Está longe do fim o calvário da Odebrecht para obter uma reabilitação que permita à construtora voltar a celebrar contratos com a União e a obter empréstimos de bancos públicos como o BNDES. Em entrevista ao blog, o ministro Torquato Jardim (Transparência) informou: o acordo de leniência —espécie de delação premiada— que o Ministério Público Federal (MPF) celebrou com a Odebrecht, junto com autoridades americanas e suíças, “não vincula” os outros órgãos de controle. Para evitar o risco de ser classificada pelo governo como empresa “inidônea”, a Odebrecht terá de se entender também com a pasta da Transparência, a Advocacia-Geral da União (AGU) e o Tribunal de Contas da União (TCU).

A íntegra da entrevista com Torquato pode ser assistida no vídeo acomodado no rodapé desta reportagem. Ao longo do texto, você assistirá a trechos da conversa. Assim como o MPF, o Ministério da Transparência, a AGU e o TCU participam do processo por “imposição constitucional”, disse Torquato. “Nenhum de nós pode claudicar na competência constitucional, sob pena de praticar crime de prevaricação.” A prevaricação está tipificada no artigo 319 do Código Penal. Consiste em retardar ou deixar de executar ato inerente à função pública. A pena varia de três meses a um ano de prisão, mais multa.

Acordo com MPF não basta para reabilitar Odebrecht, diz ministro

A engenharia da negociação de um acordo de leniência é como a construção aleatória de túneis. Há órgãos públicos cavando dos dois lados da montanha. Se os negociadores se encontrarem no meio do caminho, o que é improvável, farão um túnel. Se não se encontram, abrirão dois túneis. Ou três. Quem sabe quatro. Por ora, para desassossego da Odebrecht, a montanha está levando a melhor.
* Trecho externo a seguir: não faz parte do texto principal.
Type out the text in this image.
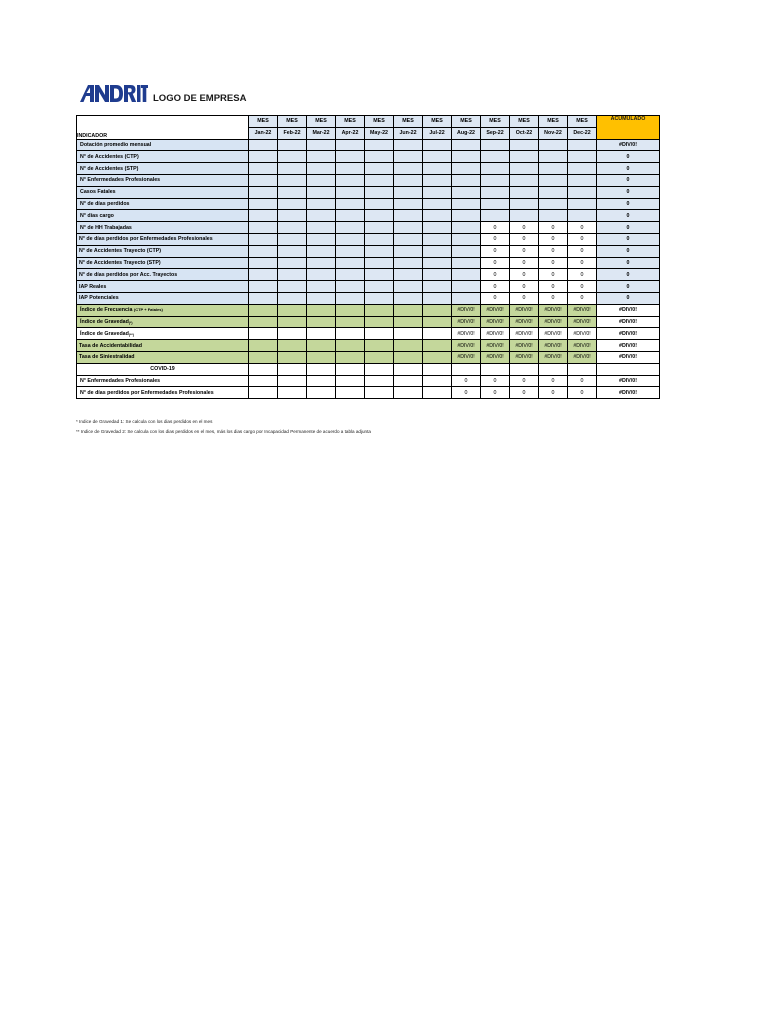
LOGO DE EMPRESA
INDICADOR	MES	MES	MES	MES	MES	MES	MES	MES	MES	MES	MES	MES	ACUMULADO
	Jan-22	Feb-22	Mar-22	Apr-22	May-22	Jun-22	Jul-22	Aug-22	Sep-22	Oct-22	Nov-22	Dec-22	
Dotación promedio mensual													#DIV/0!
N° de Accidentes (CTP)													0
N° de Accidentes (STP)													0
N° Enfermedades Profesionales													0
Casos Fatales													0
N° de días perdidos													0
N° días cargo													0
N° de HH Trabajadas									0	0	0	0	0
N° de días perdidos por Enfermedades Profesionales									0	0	0	0	0
N° de Accidentes Trayecto (CTP)									0	0	0	0	0
N° de Accidentes Trayecto (STP)									0	0	0	0	0
N° de días perdidos por Acc. Trayectos									0	0	0	0	0
IAP Reales									0	0	0	0	0
IAP Potenciales									0	0	0	0	0
Índice de Frecuencia (CTP + Fatales)								#DIV/0!	#DIV/0!	#DIV/0!	#DIV/0!	#DIV/0!	#DIV/0!
Índice de Gravedad$_{(*)}$								#DIV/0!	#DIV/0!	#DIV/0!	#DIV/0!	#DIV/0!	#DIV/0!
Índice de Gravedad$_{(**)}$								#DIV/0!	#DIV/0!	#DIV/0!	#DIV/0!	#DIV/0!	#DIV/0!
Tasa de Accidentabilidad								#DIV/0!	#DIV/0!	#DIV/0!	#DIV/0!	#DIV/0!	#DIV/0!
Tasa de Siniestralidad								#DIV/0!	#DIV/0!	#DIV/0!	#DIV/0!	#DIV/0!	#DIV/0!
COVID-19													
N° Enfermedades Profesionales								0	0	0	0	0	#DIV/0!
N° de días perdidos por Enfermedades Profesionales								0	0	0	0	0	#DIV/0!
* Indice de Gravedad 1: Se calcula con los dias perdidos en el mes
** Indice de Gravedad 2: Se calcula con los dias perdidos en el mes, más los dias cargo por Incapacidad Permanente de acuerdo a tabla adjunta
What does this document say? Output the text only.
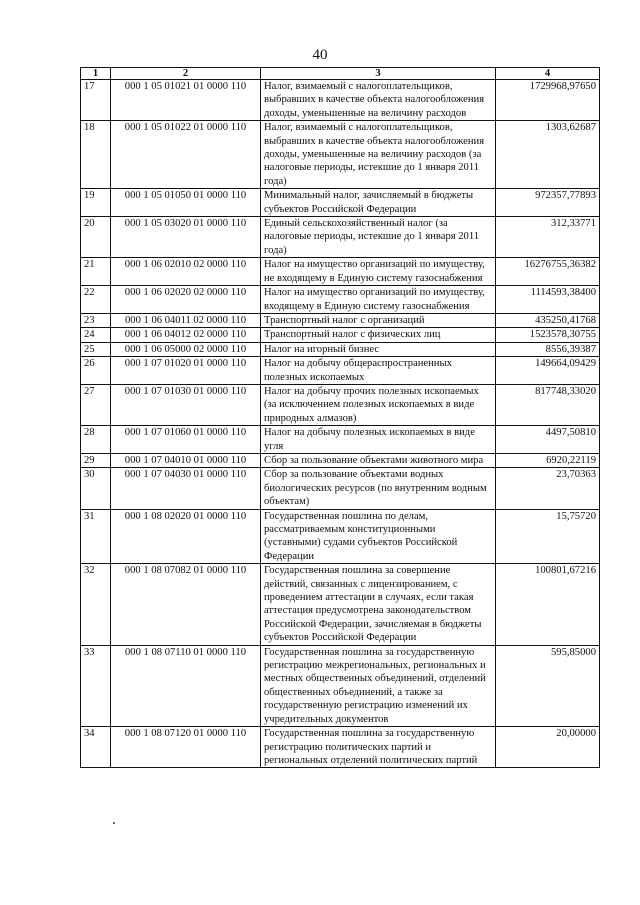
40
1	2	3	4
17	000 1 05 01021 01 0000 110	Налог, взимаемый с налогоплательщиков, выбравших в качестве объекта налогообложения доходы, уменьшенные на величину расходов	1729968,97650
18	000 1 05 01022 01 0000 110	Налог, взимаемый с налогоплательщиков, выбравших в качестве объекта налогообложения доходы, уменьшенные на величину расходов (за налоговые периоды, истекшие до 1 января 2011 года)	1303,62687
19	000 1 05 01050 01 0000 110	Минимальный налог, зачисляемый в бюджеты субъектов Российской Федерации	972357,77893
20	000 1 05 03020 01 0000 110	Единый сельскохозяйственный налог (за налоговые периоды, истекшие до 1 января 2011 года)	312,33771
21	000 1 06 02010 02 0000 110	Налог на имущество организаций по имуществу, не входящему в Единую систему газоснабжения	16276755,36382
22	000 1 06 02020 02 0000 110	Налог на имущество организаций по имуществу, входящему в Единую систему газоснабжения	1114593,38400
23	000 1 06 04011 02 0000 110	Транспортный налог с организаций	435250,41768
24	000 1 06 04012 02 0000 110	Транспортный налог с физических лиц	1523578,30755
25	000 1 06 05000 02 0000 110	Налог на игорный бизнес	8556,39387
26	000 1 07 01020 01 0000 110	Налог на добычу общераспространенных полезных ископаемых	149664,09429
27	000 1 07 01030 01 0000 110	Налог на добычу прочих полезных ископаемых (за исключением полезных ископаемых в виде природных алмазов)	817748,33020
28	000 1 07 01060 01 0000 110	Налог на добычу полезных ископаемых в виде угля	4497,50810
29	000 1 07 04010 01 0000 110	Сбор за пользование объектами животного мира	6920,22119
30	000 1 07 04030 01 0000 110	Сбор за пользование объектами водных биологических ресурсов (по внутренним водным объектам)	23,70363
31	000 1 08 02020 01 0000 110	Государственная пошлина по делам, рассматриваемым конституционными (уставными) судами субъектов Российской Федерации	15,75720
32	000 1 08 07082 01 0000 110	Государственная пошлина за совершение действий, связанных с лицензированием, с проведением аттестации в случаях, если такая аттестация предусмотрена законодательством Российской Федерации, зачисляемая в бюджеты субъектов Российской Федерации	100801,67216
33	000 1 08 07110 01 0000 110	Государственная пошлина за государственную регистрацию межрегиональных, региональных и местных общественных объединений, отделений общественных объединений, а также за государственную регистрацию изменений их учредительных документов	595,85000
34	000 1 08 07120 01 0000 110	Государственная пошлина за государственную регистрацию политических партий и региональных отделений политических партий	20,00000
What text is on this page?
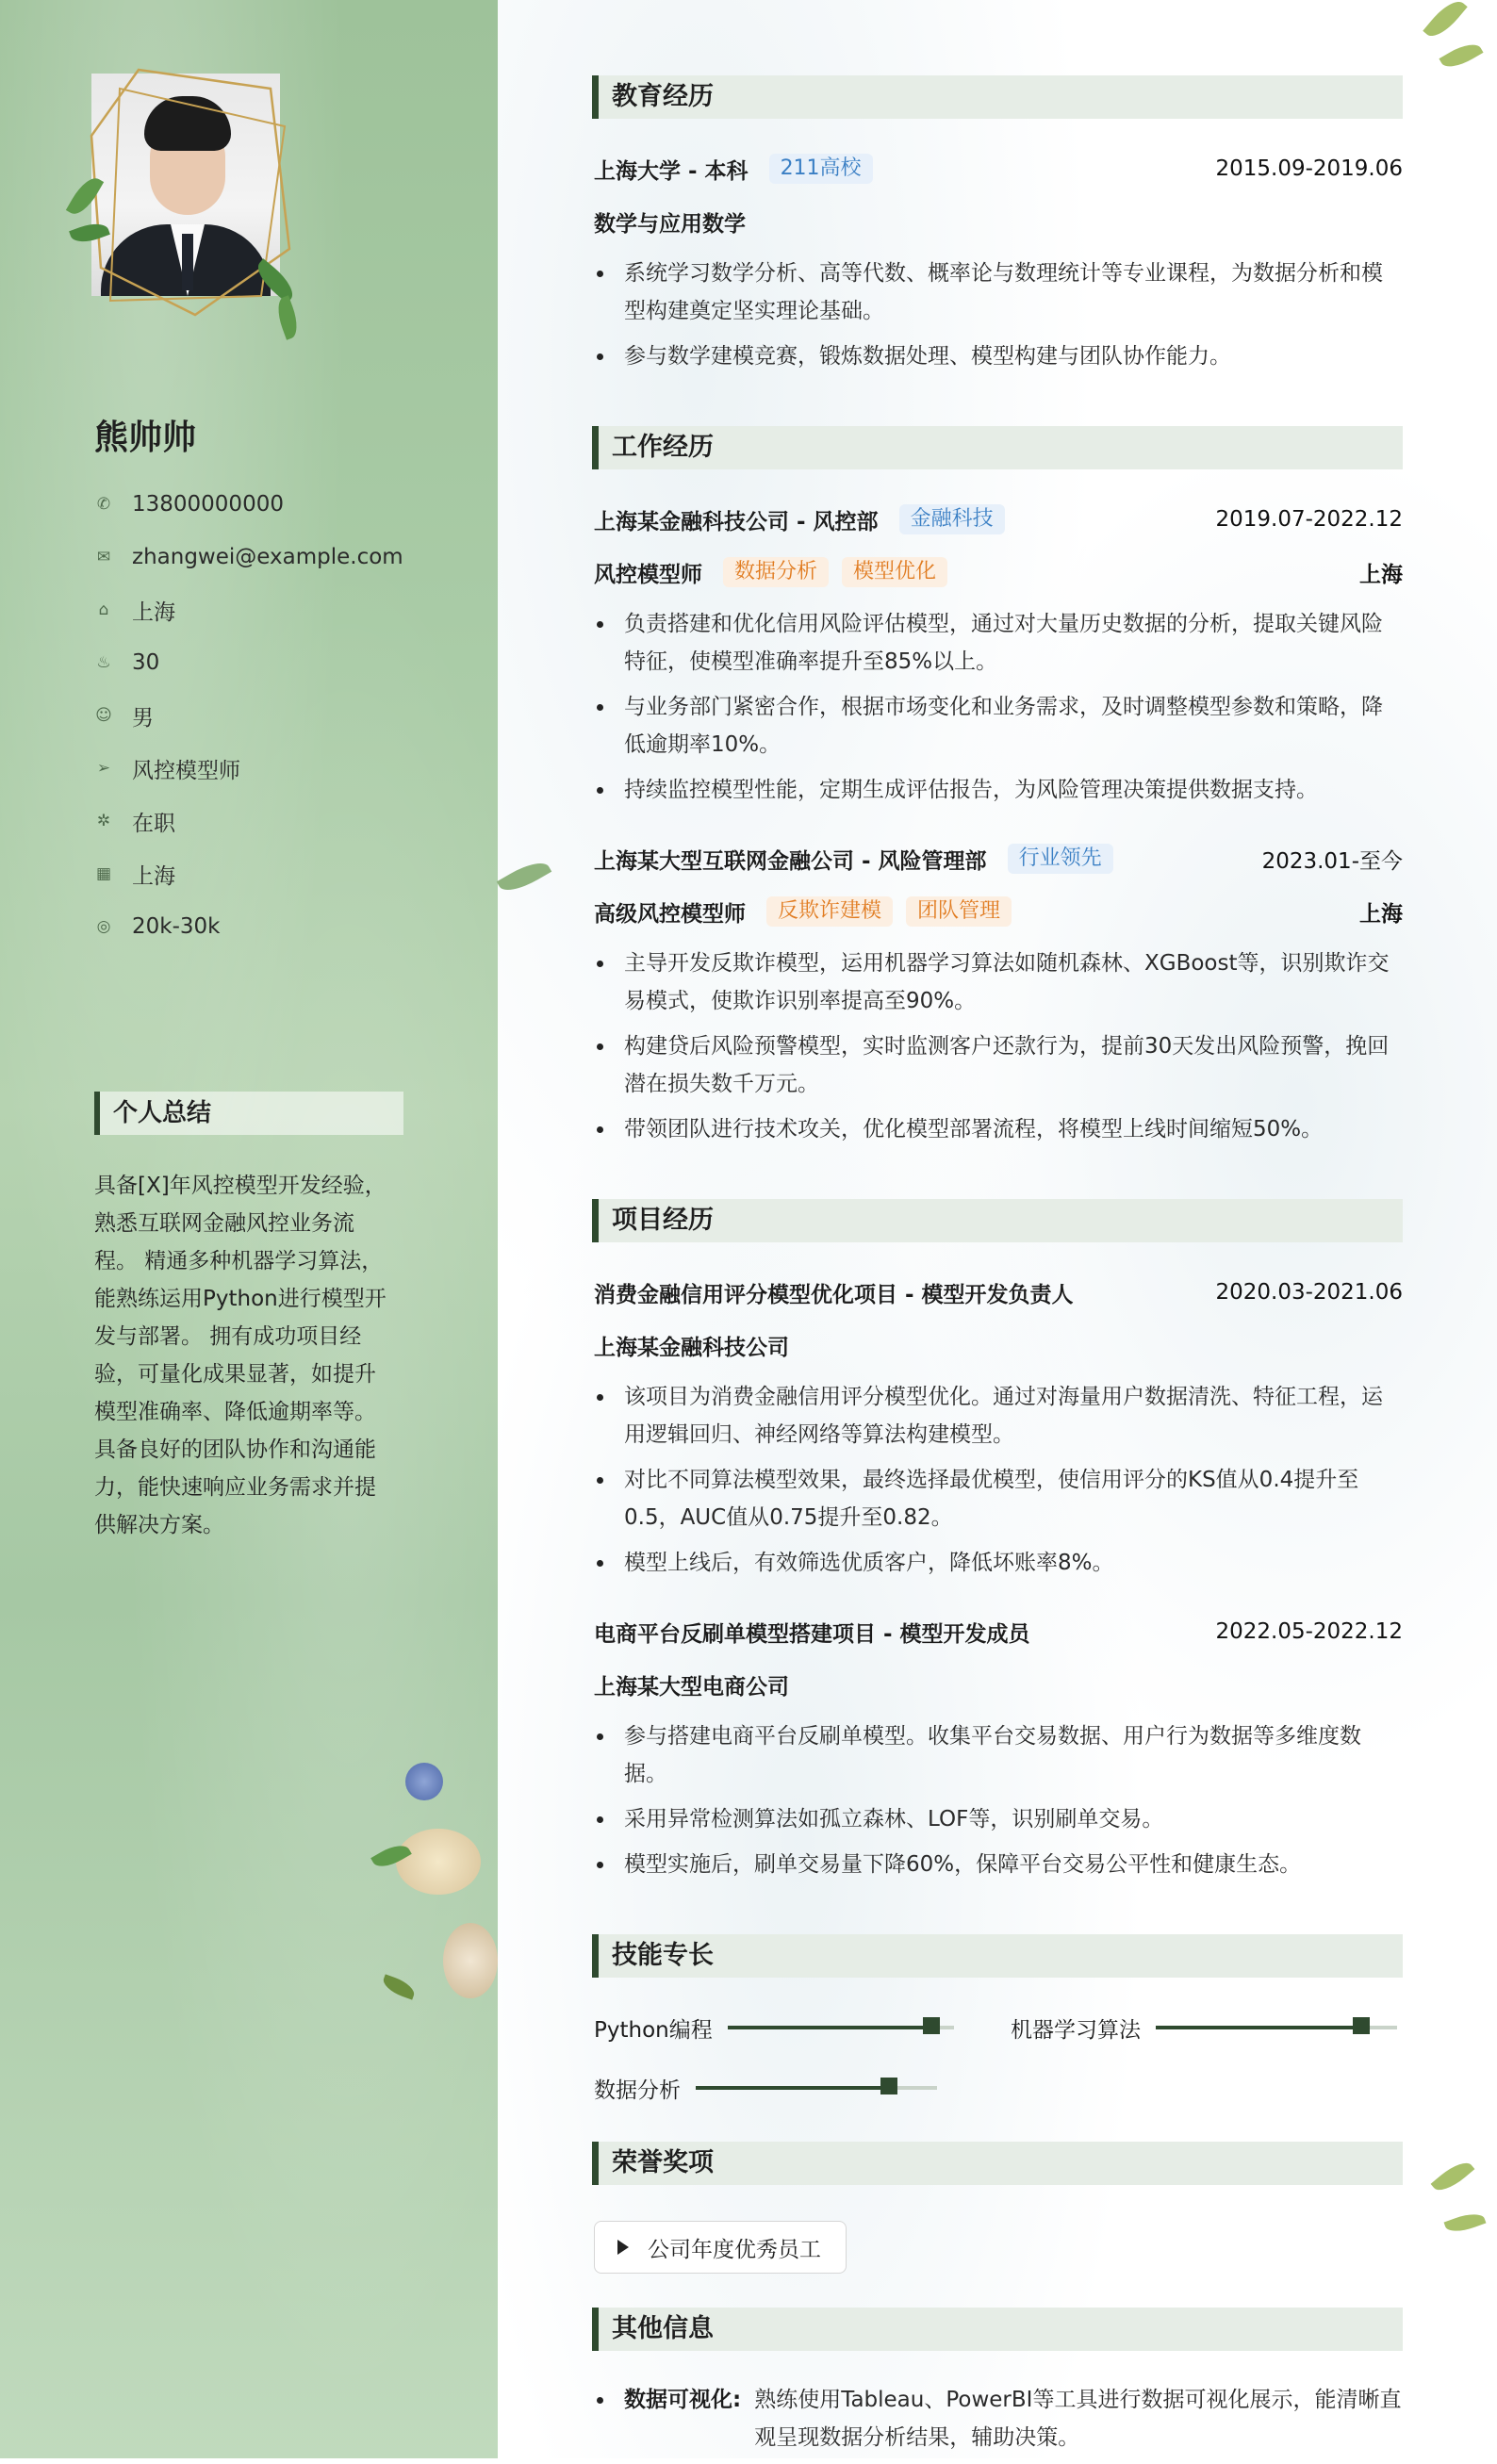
熊帅帅
✆ 13800000000
✉ zhangwei@example.com
⌂ 上海
♨ 30
☺ 男
➢ 风控模型师
✲ 在职
▦ 上海
◎ 20k-30k
个人总结
具备[X]年风控模型开发经验，熟悉互联网金融风控业务流程。 精通多种机器学习算法，能熟练运用Python进行模型开发与部署。 拥有成功项目经验，可量化成果显著，如提升模型准确率、降低逾期率等。 具备良好的团队协作和沟通能力，能快速响应业务需求并提供解决方案。
教育经历
上海大学 - 本科	211高校	2015.09-2019.06
数学与应用数学
系统学习数学分析、高等代数、概率论与数理统计等专业课程，为数据分析和模型构建奠定坚实理论基础。
参与数学建模竞赛，锻炼数据处理、模型构建与团队协作能力。
工作经历
上海某金融科技公司 - 风控部	金融科技	2019.07-2022.12
风控模型师	数据分析	模型优化	上海
负责搭建和优化信用风险评估模型，通过对大量历史数据的分析，提取关键风险特征，使模型准确率提升至85%以上。
与业务部门紧密合作，根据市场变化和业务需求，及时调整模型参数和策略，降低逾期率10%。
持续监控模型性能，定期生成评估报告，为风险管理决策提供数据支持。
上海某大型互联网金融公司 - 风险管理部	行业领先	2023.01-至今
高级风控模型师	反欺诈建模	团队管理	上海
主导开发反欺诈模型，运用机器学习算法如随机森林、XGBoost等，识别欺诈交易模式，使欺诈识别率提高至90%。
构建贷后风险预警模型，实时监测客户还款行为，提前30天发出风险预警，挽回潜在损失数千万元。
带领团队进行技术攻关，优化模型部署流程，将模型上线时间缩短50%。
项目经历
消费金融信用评分模型优化项目 - 模型开发负责人	2020.03-2021.06
上海某金融科技公司
该项目为消费金融信用评分模型优化。通过对海量用户数据清洗、特征工程，运用逻辑回归、神经网络等算法构建模型。
对比不同算法模型效果，最终选择最优模型，使信用评分的KS值从0.4提升至0.5，AUC值从0.75提升至0.82。
模型上线后，有效筛选优质客户，降低坏账率8%。
电商平台反刷单模型搭建项目 - 模型开发成员	2022.05-2022.12
上海某大型电商公司
参与搭建电商平台反刷单模型。收集平台交易数据、用户行为数据等多维度数据。
采用异常检测算法如孤立森林、LOF等，识别刷单交易。
模型实施后，刷单交易量下降60%，保障平台交易公平性和健康生态。
技能专长
Python编程	机器学习算法
数据分析
荣誉奖项
公司年度优秀员工
其他信息
数据可视化: 熟练使用Tableau、PowerBI等工具进行数据可视化展示，能清晰直观呈现数据分析结果，辅助决策。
Na opinião de Torquato, a uniformização de procedimentos entre “os quatro protagonistas” do processo virou uma encrenca judicial esperando para acontecer. “É uma composição constitucional que eu acho que um dia só o Supremo Tribunal Federal vai resolver, porque nenhum dos quatro se propõe a renunciar à sua competência.”

O acordo firmado pela Odebrecht, já homologado pela Justiça dos Estados Unidos, prevê o pagamento de uma multa de US$ 2,6 bilhões. O grosso desse valor será desembolsado pela empreiteira no Brasil: US$ 2,39 bilhões, o equivalente a algo como R$ 7,6 bilhões. A Procuradoria avalia que é o suficiente para ressarcir os prejuízos que a empresa causou ao erário. Os outros órgãos concordam apenas até certo ponto. O ponto de interrogação. “O Ministério Público tem um critério, a Transparência tem outro critério, a AGU tem um terceiro critério e o Tribunal de Contas tem um quarto critério. E os números variam barbaramente”, reconheceu o ministro Torquato.

Cifras do MPF, Transparência, AGU e TCU ‘variam barbaramente’

Torquato é defensor da tese segundo a qual só a indignação dos brasileiros será capaz de produzir uma sociedade intolerante com a corrupção —não importa o tamanho do deslize ético. Da consulta médica sem recibo ao desvio milionário de um grande escândalo, tudo deve ser alcançado pela intolerância. O repórter perguntou ao ministro se a presença de oito protagonistas de inquéritos da Lava Jato na equipe ministerial de Michel Temer não seria também motivo para indignação. E Torquato puxou do coldre sua formação jurídica.

“Para o advogado, é impossível renunciar à presunção de inocência. Isto é fundamental”, disse o ministro. “Se a ordem constitucional protege quem quer que seja, sob o fundamento da presunção de inocência, da ampla defesa, do contraditório, com os recursos pertinentes, a sociedade civil como um todo está protegida. […] Eu me preocupo com essa inversão, no sentimento da emoção pública, de conferir ao delator, que é réu confesso, a presunção da verdade. Isso, do ponto de vista cultural, para o advogado, é muito complexo.”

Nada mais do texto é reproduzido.